From the Division of Pediatric Anesthesiology and Critical Care Medicine, Department of Anesthesiology and Critical Care Medicine, Johns Hopkins University School of Medicine, Baltimore, Maryland.
Department of Pharmacy, Johns Hopkins Hospital, Baltimore, Maryland.
Anesth Analg. 2020 Sep;131(3):876-884. doi: 10.1213/ANE.0000000000004509.
Obesity increases susceptibility to chronic pain, increases metabolism, and is associated with obstructive sleep apnea syndrome (OSAS), all which can complicate perioperative pain management of patients. In addition, obesity and OSAS can cause elevation of the adipose-derived hormone leptin, which increases metabolism. We hypothesized that obesity along with sleep apnea and leptin independently enhance morphine pharmacokinetics.
Children 5-12 years of age who were presenting for surgery were administered a morphine dose of 0.05 mg/kg. Blood was collected at baseline and at subsequent preset times for pharmacokinetic analysis of morphine and its metabolites. Three groups were studied: a nonobese group with severe OSAS, an obese group with severe OSAS, and a control group.
Thirty-four patients consisting of controls (n = 16), nonobese/OSAS (n = 8), and obese/OSAS (n = 10) underwent analysis. The obese/OSAS group had a higher dose-adjusted mean maximum morphine concentration (CMAX) over 540 minutes compared to the controls (P < .001) and those with only OSAS (P = .014). The obese/OSAS group also had lower volume of distribution (Vd) when compared to OSAS-only patients (P = .007). In addition, those in the obese/OSAS group had a higher morphine 3-glucuronide (M3G) maximum concentration (P = .012) and a higher ratio of M3G to morphine than did the control group (P = .011). Time to maximum morphine 6-glucuronide (M6G) concentration was significantly lower in both nonobese/OSAS and obese/OSAS groups than in the control group (P < .005). C-reactive protein (CRP), interleukin (IL)-10, and leptin were all higher in the obese/OSAS group than in controls (P = .004, 0.026, and <0.001, respectively), and compared to OSAS-only patients, CRP (P = .013) and leptin (P = .002) levels were higher in the obese/OSAS group.

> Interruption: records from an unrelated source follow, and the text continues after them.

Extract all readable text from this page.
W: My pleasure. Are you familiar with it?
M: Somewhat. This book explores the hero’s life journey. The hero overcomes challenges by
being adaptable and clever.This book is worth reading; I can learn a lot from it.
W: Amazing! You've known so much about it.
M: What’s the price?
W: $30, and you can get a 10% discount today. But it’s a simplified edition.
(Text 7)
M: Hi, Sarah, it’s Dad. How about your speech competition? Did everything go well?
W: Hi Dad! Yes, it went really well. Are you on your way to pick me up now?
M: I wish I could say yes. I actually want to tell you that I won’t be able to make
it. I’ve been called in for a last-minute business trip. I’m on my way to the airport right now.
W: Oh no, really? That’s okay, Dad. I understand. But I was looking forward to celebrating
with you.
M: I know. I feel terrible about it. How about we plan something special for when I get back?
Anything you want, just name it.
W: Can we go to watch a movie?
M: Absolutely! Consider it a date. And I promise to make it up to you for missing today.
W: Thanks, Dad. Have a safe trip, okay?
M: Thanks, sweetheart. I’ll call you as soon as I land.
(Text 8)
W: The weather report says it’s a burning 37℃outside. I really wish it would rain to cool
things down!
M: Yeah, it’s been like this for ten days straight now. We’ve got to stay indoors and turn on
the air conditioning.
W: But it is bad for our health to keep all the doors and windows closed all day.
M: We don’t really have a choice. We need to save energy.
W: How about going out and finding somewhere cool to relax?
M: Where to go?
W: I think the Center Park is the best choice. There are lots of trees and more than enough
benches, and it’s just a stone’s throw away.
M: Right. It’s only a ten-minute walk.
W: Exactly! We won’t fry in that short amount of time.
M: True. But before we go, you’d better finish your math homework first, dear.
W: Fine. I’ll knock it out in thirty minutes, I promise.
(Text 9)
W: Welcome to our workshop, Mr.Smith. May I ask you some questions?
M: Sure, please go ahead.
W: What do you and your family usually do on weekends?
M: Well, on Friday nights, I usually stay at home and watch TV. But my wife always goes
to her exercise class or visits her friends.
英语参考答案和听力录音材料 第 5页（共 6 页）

The combination of obesity and OSAS was associated with an increase in morphine metabolism compared with that in normal-weight controls. Our previous study in mice demonstrated that obesity from leptin deficiency decreased morphine metabolism, but that metabolism normalized after leptin replacement. Leptin may be a cause of the increased morphine metabolism observed in obese patients.
肥胖会增加慢性疼痛的易感性,增加新陈代谢,并与阻塞性睡眠呼吸暂停综合征(OSAS)有关,所有这些都会使患者的围手术期疼痛管理复杂化。此外,肥胖和 OSAS 会导致脂肪衍生激素瘦素升高,从而增加新陈代谢。我们假设肥胖以及睡眠呼吸暂停和瘦素独立地增强了吗啡的药代动力学。
5-12 岁接受手术的儿童给予 0.05mg/kg 的吗啡剂量。在基线和随后的预设时间采集血液,用于吗啡及其代谢物的药代动力学分析。研究了三组:非肥胖伴严重 OSAS 组、肥胖伴严重 OSAS 组和对照组。
34 名患者(对照组 n = 16、非肥胖/OSAS 组 n = 8 和肥胖/OSAS 组 n = 10)进行了分析。与对照组(P <.001)和仅 OSAS 患者(P =.014)相比,肥胖/OSAS 组在 540 分钟内的吗啡平均最高浓度(CMAX)更高。与仅 OSAS 患者相比,肥胖/OSAS 组的分布容积(Vd)也较低(P =.007)。此外,肥胖/OSAS 组的吗啡 3-葡萄糖醛酸(M3G)最高浓度(P =.012)和 M3G 与吗啡的比值也高于对照组(P =.011)。非肥胖/OSAS 和肥胖/OSAS 组的最大吗啡 6-葡萄糖醛酸(M6G)浓度时间明显低于对照组(P <.005)。肥胖/OSAS 组的 C 反应蛋白(CRP)、白细胞介素(IL)-10 和瘦素均高于对照组(P =.004、0.026 和 <0.001),与仅 OSAS 患者相比,肥胖/OSAS 组的 CRP(P =.013)和瘦素(P =.002)水平也更高。
与正常体重对照组相比,肥胖和 OSAS 的结合与吗啡代谢增加有关。我们之前在小鼠中的研究表明,瘦素缺乏引起的肥胖会降低吗啡的代谢,但瘦素替代后代谢恢复正常。瘦素可能是肥胖患者观察到的吗啡代谢增加的原因。